In a recent game Peterman moved Koehler from center-mid to sweeper, the last defender in front of the goalkeeper and he was not surprised at her strong game.

“We're still early in the year, but her season is going very well,” Peterman noted. “She is one of our leaders and one of our three co-captains (Devan Peterman and Hunter Watkins are California's other captains), which says much about her ability and desire. She is smart, committed and she makes no mistakes. On the field she is outspoken and challenges other players to work and play harder. Danielle has natural instinct on the field, doing things coaches cannot teach. She can see plays develop and plays ahead of the action. She kicks with either foot and she kicks far and accurately.”

Still, Koehler chuckled when recalling her first high school goal last year, against Beth-Center from her center-mid position.

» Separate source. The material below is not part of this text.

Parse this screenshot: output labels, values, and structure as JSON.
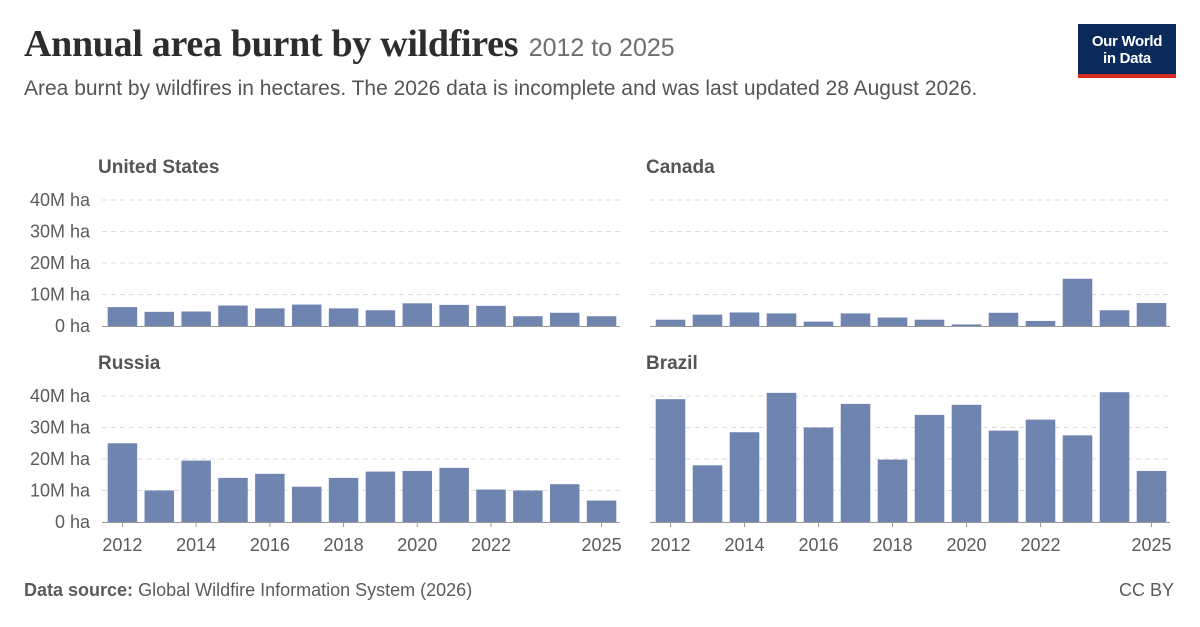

“I play mostly midfield in soccer but I would like the opportunity to score some goals. Center-mid is an offensive and defensive position, and I have been playing defense longer and I am more defensive-minded than offensive-minded. When I scored the goal I just happened to be in the right position on our offensive end of the field.”

Playing four varsity sports, Koehler, who maintains a 3.6 grade point average and laughingly admits to getting “a little tired sometime,” knows how to direct the credit.

“At California we only have about 300 students in the school so there are more student/athletes playing two or more sports, sometime in the same season,” she said. “But we are fortunate in that our coaches are lenient regarding practice and/or game times. Coaches and teams have to share student/athletes to keep the programs growing and intact.”

After soccer and tennis in the fall, Koehler turns to basketball, where she plays guard for the Lady Trojans. Again, she'll find time to share her talents between basketball and the school musical. As a freshman she was a dancer and member of the chorus in the school's presentation of “The Music Man,” but did not participate last year.

“Not being involved with the musical last year I found that I missed the opportunity and interaction with everyone,” she said. “Musicals present a different challenge compared to sports, and I plan to become involved this year again.”

In her first season in tennis, as a sophomore last year, Koehler's friends on the team were the motivation for her to play.

“I thought it might be fun and definitely it was,” she said. As a sophomore she was a member of the Trojans No. 2 doubles team, which advanced to the second round at the section doubles tournament. This year finds her playing No. 3 singles, which she prefers.

“I like singles better,” she laughed. “My doubles partner and I did well last year, but I like to control everything on the court.”

Come springtime her six-hours classroom time will extend to the track where Koehler competes in the 300-meter hurdles, long jump, and 200 meters.

With designs on playing soccer in college and perhaps possibly coaching soccer, Koehler has expressed an interest in the University of Northern Florida to study marine biology.

Les Harvath is a contributing writer for Trib Total Media.